Memorization in 3D Shape Generation: An Empirical Study

TL;DR

This paper introduces an evaluation framework to measure memorization in 3D shape generative models, revealing how data and model design choices influence memorization and proposing strategies to mitigate it.

Contribution

The paper provides the first empirical framework for quantifying memorization in 3D generative models and analyzes how data and model parameters affect memorization levels.

Findings

Memorization depends on data modality and increases with data diversity.

Moderate guidance scale peaks memorization, which can be reduced by longer Vecsets and rotation augmentation.
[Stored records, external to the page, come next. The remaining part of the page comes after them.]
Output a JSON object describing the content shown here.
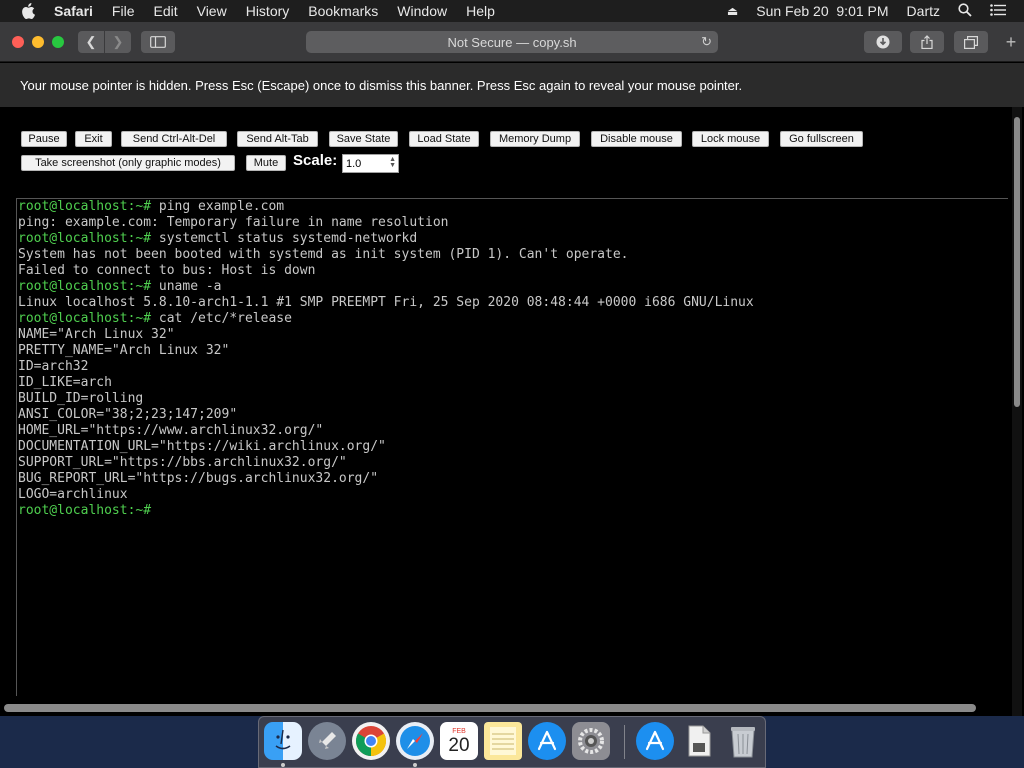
{
  "menubar": {
    "apple_icon": "apple-logo",
    "app_name": "Safari",
    "items": [
      "File",
      "Edit",
      "View",
      "History",
      "Bookmarks",
      "Window",
      "Help"
    ],
    "datetime": "Sun Feb 20  9:01 PM",
    "user": "Dartz"
  },
  "browser": {
    "address": "Not Secure — copy.sh"
  },
  "banner": {
    "text": "Your mouse pointer is hidden. Press Esc (Escape) once to dismiss this banner. Press Esc again to reveal your mouse pointer."
  },
  "controls": {
    "pause": "Pause",
    "exit": "Exit",
    "send_ctrl_alt_del": "Send Ctrl-Alt-Del",
    "send_alt_tab": "Send Alt-Tab",
    "save_state": "Save State",
    "load_state": "Load State",
    "memory_dump": "Memory Dump",
    "disable_mouse": "Disable mouse",
    "lock_mouse": "Lock mouse",
    "go_fullscreen": "Go fullscreen",
    "take_screenshot": "Take screenshot (only graphic modes)",
    "mute": "Mute",
    "scale_label": "Scale:",
    "scale_value": "1.0"
  },
  "terminal": {
    "prompt": "root@localhost:~#",
    "lines": [
      {
        "prompt": "root@localhost:~#",
        "text": " ping example.com"
      },
      {
        "prompt": "",
        "text": "ping: example.com: Temporary failure in name resolution"
      },
      {
        "prompt": "root@localhost:~#",
        "text": " systemctl status systemd-networkd"
      },
      {
        "prompt": "",
        "text": "System has not been booted with systemd as init system (PID 1). Can't operate."
      },
      {
        "prompt": "",
        "text": "Failed to connect to bus: Host is down"
      },
      {
        "prompt": "root@localhost:~#",
        "text": " uname -a"
      },
      {
        "prompt": "",
        "text": "Linux localhost 5.8.10-arch1-1.1 #1 SMP PREEMPT Fri, 25 Sep 2020 08:48:44 +0000 i686 GNU/Linux"
      },
      {
        "prompt": "root@localhost:~#",
        "text": " cat /etc/*release"
      },
      {
        "prompt": "",
        "text": "NAME=\"Arch Linux 32\""
      },
      {
        "prompt": "",
        "text": "PRETTY_NAME=\"Arch Linux 32\""
      },
      {
        "prompt": "",
        "text": "ID=arch32"
      },
      {
        "prompt": "",
        "text": "ID_LIKE=arch"
      },
      {
        "prompt": "",
        "text": "BUILD_ID=rolling"
      },
      {
        "prompt": "",
        "text": "ANSI_COLOR=\"38;2;23;147;209\""
      },
      {
        "prompt": "",
        "text": "HOME_URL=\"https://www.archlinux32.org/\""
      },
      {
        "prompt": "",
        "text": "DOCUMENTATION_URL=\"https://wiki.archlinux.org/\""
      },
      {
        "prompt": "",
        "text": "SUPPORT_URL=\"https://bbs.archlinux32.org/\""
      },
      {
        "prompt": "",
        "text": "BUG_REPORT_URL=\"https://bugs.archlinux32.org/\""
      },
      {
        "prompt": "",
        "text": "LOGO=archlinux"
      },
      {
        "prompt": "root@localhost:~#",
        "text": ""
      }
    ]
  },
  "dock": {
    "items": [
      "finder-icon",
      "launchpad-icon",
      "chrome-icon",
      "safari-icon",
      "calendar-icon",
      "notes-icon",
      "app-store-icon",
      "system-preferences-icon",
      "app-store-downloads-icon",
      "document-icon",
      "trash-icon"
    ],
    "calendar_month": "FEB",
    "calendar_day": "20"
  },
  "colors": {
    "prompt_green": "#4fcf4f",
    "terminal_text": "#c8c8c8",
    "banner_bg": "#2b2b2b"
  }
}
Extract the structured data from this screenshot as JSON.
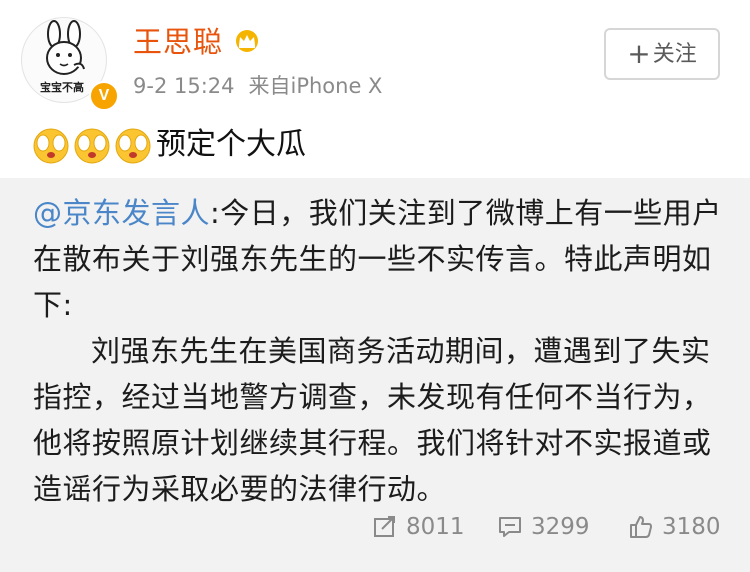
{
  "header": {
    "avatar_caption": "宝宝不高",
    "verified_badge": "V",
    "username": "王思聪",
    "crown": "crown-icon",
    "time": "9-2 15:24",
    "source": "来自iPhone X",
    "follow_plus": "+",
    "follow_label": "关注"
  },
  "post": {
    "emojis": [
      "covering-face-emoji",
      "covering-face-emoji",
      "covering-face-emoji"
    ],
    "text": "预定个大瓜"
  },
  "repost": {
    "mention": "@京东发言人",
    "paragraph1": ":今日，我们关注到了微博上有一些用户在散布关于刘强东先生的一些不实传言。特此声明如下:",
    "paragraph2": "刘强东先生在美国商务活动期间，遭遇到了失实指控，经过当地警方调查，未发现有任何不当行为，他将按照原计划继续其行程。我们将针对不实报道或造谣行为采取必要的法律行动。",
    "stats": {
      "reposts": "8011",
      "comments": "3299",
      "likes": "3180"
    }
  },
  "colors": {
    "username": "#e8540c",
    "mention": "#4a86c8",
    "meta": "#8a8a8a",
    "repost_bg": "#f2f2f2",
    "badge": "#f7a300"
  }
}
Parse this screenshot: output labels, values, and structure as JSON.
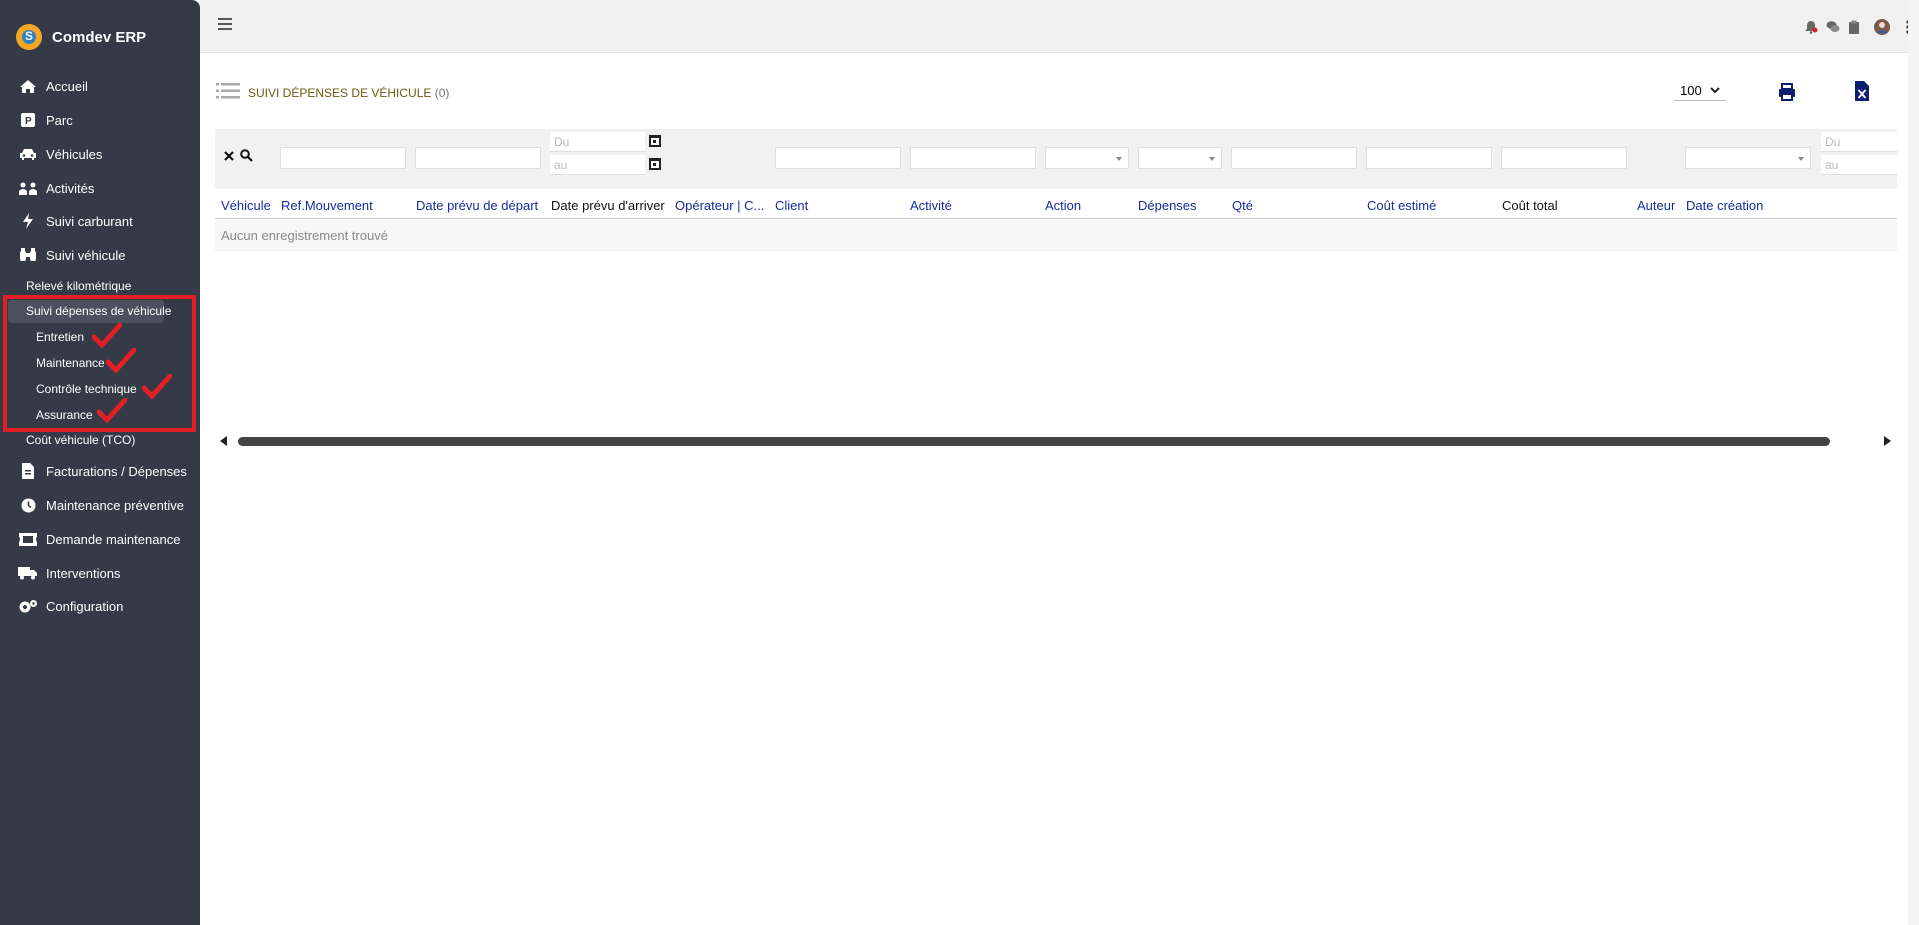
{
  "app": {
    "name": "Comdev ERP"
  },
  "sidebar": {
    "items": [
      {
        "label": "Accueil",
        "icon": "home-icon"
      },
      {
        "label": "Parc",
        "icon": "parking-icon"
      },
      {
        "label": "Véhicules",
        "icon": "car-icon"
      },
      {
        "label": "Activités",
        "icon": "people-icon"
      },
      {
        "label": "Suivi carburant",
        "icon": "bolt-icon"
      },
      {
        "label": "Suivi véhicule",
        "icon": "binoculars-icon"
      },
      {
        "label": "Facturations / Dépenses",
        "icon": "invoice-icon"
      },
      {
        "label": "Maintenance préventive",
        "icon": "clock-icon"
      },
      {
        "label": "Demande maintenance",
        "icon": "ticket-icon"
      },
      {
        "label": "Interventions",
        "icon": "truck-icon"
      },
      {
        "label": "Configuration",
        "icon": "gears-icon"
      }
    ],
    "suivi_vehicule_sub": [
      "Relevé kilométrique",
      "Suivi dépenses de véhicule",
      "Coût véhicule (TCO)"
    ],
    "depenses_sub": [
      "Entretien",
      "Maintenance",
      "Contrôle technique",
      "Assurance"
    ],
    "highlight_color": "#e01f26"
  },
  "page": {
    "title": "Suivi dépenses de véhicule",
    "count": "(0)",
    "rows_per_page": "100"
  },
  "filters": {
    "date_from_placeholder": "Du",
    "date_to_placeholder": "au"
  },
  "table": {
    "columns": [
      "Véhicule",
      "Ref.Mouvement",
      "Date prévu de départ",
      "Date prévu d'arriver",
      "Opérateur | C...",
      "Client",
      "Activité",
      "Action",
      "Dépenses",
      "Qté",
      "Coût estimé",
      "Coût total",
      "Auteur",
      "Date création"
    ],
    "empty_message": "Aucun enregistrement trouvé"
  },
  "colors": {
    "sidebar_bg": "#343a46",
    "header_link": "#1a2a9c",
    "title": "#6b5a10"
  }
}
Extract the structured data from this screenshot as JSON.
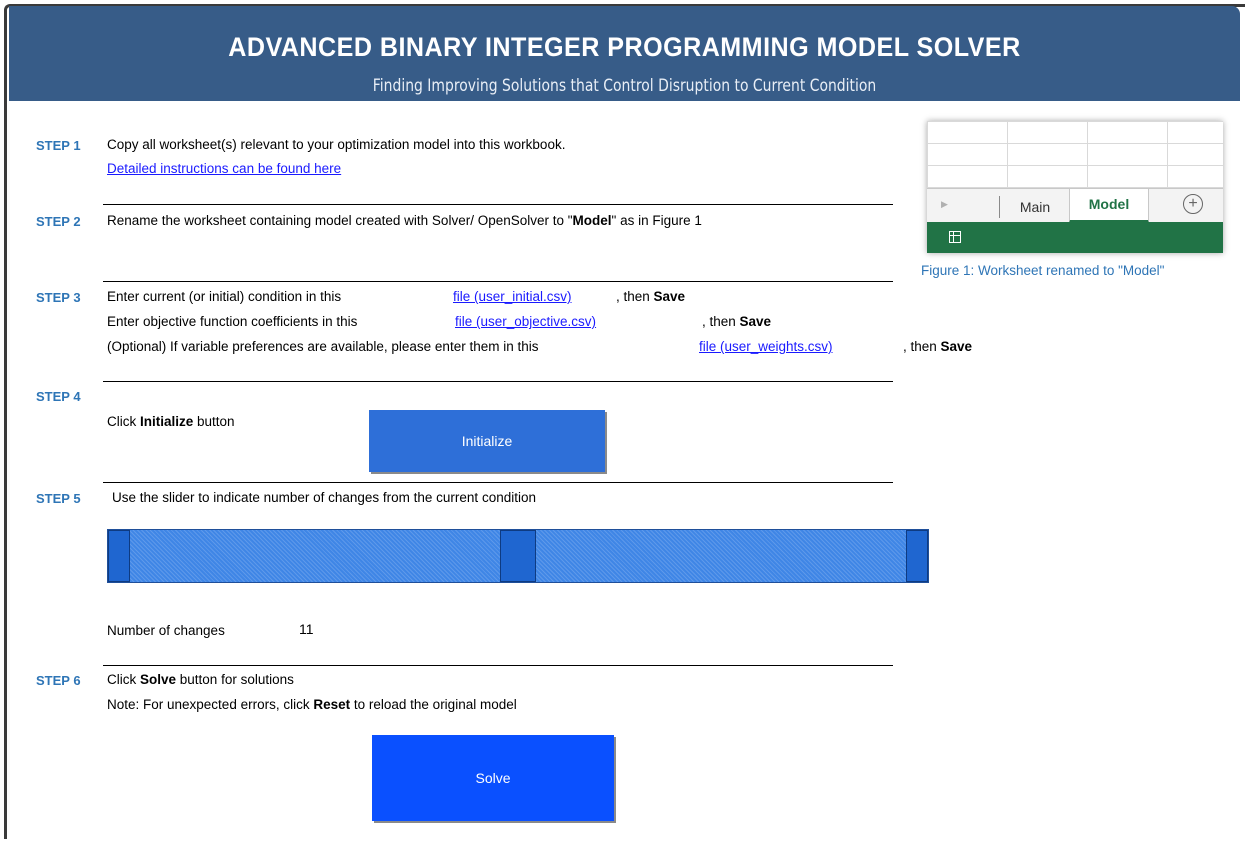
{
  "header": {
    "title": "ADVANCED BINARY INTEGER PROGRAMMING MODEL SOLVER",
    "subtitle": "Finding Improving Solutions that Control Disruption to Current Condition"
  },
  "step1": {
    "label": "STEP 1",
    "text": "Copy all worksheet(s) relevant to your optimization model into this workbook.",
    "link": "Detailed instructions can be found here"
  },
  "step2": {
    "label": "STEP 2",
    "text_before": "Rename the worksheet containing model created with Solver/ OpenSolver to \"",
    "bold": "Model",
    "text_after": "\" as in Figure 1"
  },
  "step3": {
    "label": "STEP 3",
    "line1_text": "Enter current (or initial) condition in this",
    "line1_link": "file (user_initial.csv)",
    "line1_suffix": ", then ",
    "line2_text": "Enter objective function coefficients in this",
    "line2_link": "file (user_objective.csv)",
    "line2_suffix": ", then ",
    "line3_text": "(Optional) If variable preferences are available, please enter them in this",
    "line3_link": "file (user_weights.csv)",
    "line3_suffix": ", then ",
    "save": "Save"
  },
  "step4": {
    "label": "STEP 4",
    "text_before": "Click ",
    "bold": "Initialize",
    "text_after": " button",
    "button": "Initialize"
  },
  "step5": {
    "label": "STEP 5",
    "text": "Use the slider to indicate number of changes from the current condition",
    "slider_position": 0.5,
    "changes_label": "Number of changes",
    "changes_value": "11"
  },
  "step6": {
    "label": "STEP 6",
    "line1_before": "Click ",
    "line1_bold": "Solve",
    "line1_after": " button for solutions",
    "line2_before": "Note: For unexpected errors, click ",
    "line2_bold": "Reset",
    "line2_after": " to reload the original model",
    "button": "Solve"
  },
  "figure": {
    "tab_main": "Main",
    "tab_model": "Model",
    "caption": "Figure 1: Worksheet renamed to \"Model\""
  },
  "colors": {
    "header_bg": "#375c88",
    "step_label": "#2e75b6",
    "link": "#1a1aff",
    "initialize_button": "#2e6fd8",
    "solve_button": "#0a50ff",
    "excel_green": "#217346"
  }
}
Strategies to reduce memorization do not degrade generation quality.

Abstract

Generative models are increasingly used in 3D vision to synthesize novel shapes, yet it remains unclear whether their generation relies on memorizing training shapes. Understanding their memorization could help prevent training data leakage and improve the diversity of generated results. In this paper, we design an evaluation framework to quantify memorization in 3D generative models and study the influence of different data and modeling designs on memorization. We first apply our framework to quantify memorization in existing methods. Next, through controlled experiments with a latent vector-set (Vecset) diffusion model, we find that, on the data side, memorization depends on data modality, and increases with data diversity and finer-grained conditioning; on the modeling side, it peaks at a moderate guidance scale and can be mitigated by longer Vecsets and simple rotation augmentation. Together, our framework and analysis provide an empirical understanding of memorization in 3D generative models and suggest simple yet effective strategies to reduce it without degrading generation quality. Our code is available at https://github.com/zlab-princeton/3d_mem.